(Sensation)
JAMES says:
Pain is really bad. I don’t like it at all. In fact, a lot of my life has been spent avoiding situations which might be likely to cause pain to me, hence my decision to give up a potentially lucrative career in boxing. However, some types of pain bug me more than others. Pain from external sources I can just about accept. If you’ve been hit in the most sensitive area by a football, for instance, or if it’s the morning after a spree, then you can pretty much expect pain. What really gets me is the pain that just appears from nowhere, for no reason. Like when you wake in the middle of the night with a stabbing pain in the leg. All you’ve been doing is just lying there, almost perfectly still. What could you have possibly done to your leg? Or when you get a steadily growing pain in your mouth, that won’t go away, but just sits there at the back of your brain.
It’s like your body is mocking you. Saying ‘no matter what you do, how careful you are, you can’t escape the pain. It also makes you aware of how many things can just go wrong in your body, your only link to the world. Like sailing a deep ocean in a rickety old boat, you see how easy it is for the whole thing to start taking in water, or just to tip over. And, we’ve really evolved to a level where pain is almost obsolete. Sure, we need to know when something is bust in our body, but does it really need to be so insistent. Couldn’t we just have a little message appear on our hands saying ‘you’ve just trodden on a nail.’ When you think about it, when you’re experiencing pain, it’s likely to be a situation where you need your utmost concentration. It’s no good when you’re running away from a tiger to be continually reminded that, yes, he has just bitten your hand off. And there are even people who seek out pain to aid their sexual practises. Don’t they realise that getting hurt hurts? Weirdos.

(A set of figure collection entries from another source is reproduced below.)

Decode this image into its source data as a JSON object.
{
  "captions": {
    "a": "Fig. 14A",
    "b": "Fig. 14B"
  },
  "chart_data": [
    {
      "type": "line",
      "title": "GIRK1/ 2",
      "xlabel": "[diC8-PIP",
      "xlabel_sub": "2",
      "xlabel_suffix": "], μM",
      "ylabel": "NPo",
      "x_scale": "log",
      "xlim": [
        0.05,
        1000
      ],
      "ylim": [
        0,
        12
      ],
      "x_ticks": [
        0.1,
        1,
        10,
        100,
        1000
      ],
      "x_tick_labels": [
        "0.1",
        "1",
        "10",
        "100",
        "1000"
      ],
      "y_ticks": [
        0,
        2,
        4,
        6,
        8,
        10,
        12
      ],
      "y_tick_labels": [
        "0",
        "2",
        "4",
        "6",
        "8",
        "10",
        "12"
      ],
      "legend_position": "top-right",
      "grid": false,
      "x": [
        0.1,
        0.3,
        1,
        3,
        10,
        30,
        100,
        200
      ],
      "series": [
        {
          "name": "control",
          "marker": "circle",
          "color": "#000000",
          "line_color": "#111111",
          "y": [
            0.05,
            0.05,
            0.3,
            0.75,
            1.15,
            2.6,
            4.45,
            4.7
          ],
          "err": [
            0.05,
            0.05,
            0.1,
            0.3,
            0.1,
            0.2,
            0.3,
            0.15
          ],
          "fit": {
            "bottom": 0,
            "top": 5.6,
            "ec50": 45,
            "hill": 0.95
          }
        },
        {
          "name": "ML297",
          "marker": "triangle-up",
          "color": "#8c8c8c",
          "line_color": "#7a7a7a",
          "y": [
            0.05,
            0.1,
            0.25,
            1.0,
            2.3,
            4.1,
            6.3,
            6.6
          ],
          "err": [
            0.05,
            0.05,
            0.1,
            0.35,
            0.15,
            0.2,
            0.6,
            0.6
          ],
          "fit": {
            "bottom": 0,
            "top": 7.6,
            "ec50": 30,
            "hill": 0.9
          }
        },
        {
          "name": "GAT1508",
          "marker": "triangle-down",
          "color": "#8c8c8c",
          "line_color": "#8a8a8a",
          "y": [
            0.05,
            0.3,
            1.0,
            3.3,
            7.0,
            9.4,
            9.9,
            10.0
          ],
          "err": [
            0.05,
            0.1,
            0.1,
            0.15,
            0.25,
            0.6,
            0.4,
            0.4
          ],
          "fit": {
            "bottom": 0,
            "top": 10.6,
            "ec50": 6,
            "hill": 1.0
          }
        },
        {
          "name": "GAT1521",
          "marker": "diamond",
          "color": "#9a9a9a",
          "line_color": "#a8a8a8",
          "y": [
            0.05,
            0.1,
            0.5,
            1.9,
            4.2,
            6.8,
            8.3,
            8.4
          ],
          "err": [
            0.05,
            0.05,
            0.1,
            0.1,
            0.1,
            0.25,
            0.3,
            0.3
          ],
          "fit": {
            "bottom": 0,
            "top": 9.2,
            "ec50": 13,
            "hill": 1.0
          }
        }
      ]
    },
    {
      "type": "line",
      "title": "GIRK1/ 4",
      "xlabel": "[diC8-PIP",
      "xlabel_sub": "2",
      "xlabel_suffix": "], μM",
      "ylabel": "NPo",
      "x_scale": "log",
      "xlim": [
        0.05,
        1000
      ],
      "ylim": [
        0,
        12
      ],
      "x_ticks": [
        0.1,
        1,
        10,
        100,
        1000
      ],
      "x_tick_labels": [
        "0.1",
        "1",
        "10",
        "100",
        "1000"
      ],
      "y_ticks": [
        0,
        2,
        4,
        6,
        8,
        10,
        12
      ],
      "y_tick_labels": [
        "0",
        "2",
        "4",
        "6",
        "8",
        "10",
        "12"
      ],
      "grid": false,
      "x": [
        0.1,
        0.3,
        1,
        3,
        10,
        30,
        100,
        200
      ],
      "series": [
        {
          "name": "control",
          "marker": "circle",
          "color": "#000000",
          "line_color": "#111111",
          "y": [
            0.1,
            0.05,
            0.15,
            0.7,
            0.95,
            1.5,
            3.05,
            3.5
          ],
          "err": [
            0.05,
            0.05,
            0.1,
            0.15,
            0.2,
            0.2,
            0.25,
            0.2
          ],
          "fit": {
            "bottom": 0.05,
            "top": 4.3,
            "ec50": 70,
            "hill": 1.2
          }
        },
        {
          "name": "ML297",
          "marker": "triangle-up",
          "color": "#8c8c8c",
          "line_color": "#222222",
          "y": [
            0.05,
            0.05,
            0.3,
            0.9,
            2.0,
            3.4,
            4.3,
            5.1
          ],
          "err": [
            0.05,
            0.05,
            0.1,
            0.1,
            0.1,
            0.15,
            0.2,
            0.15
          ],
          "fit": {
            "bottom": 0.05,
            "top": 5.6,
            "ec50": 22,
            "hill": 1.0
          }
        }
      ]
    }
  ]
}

So, pain, unpleasant, existentially unsettling and redundant. I suppose I could just take a pain killer, but that seems so girly.
0.3/10
NEILL says:
My brother raises an interesting question about whether feelings such as pain, and by extension other mental states such as emotions, desires and beliefs, are best understood in terms of their functional roles or their subjective phenomenological tonality.
No, hang on, what am I talking about, that’s not fucking interesting at all.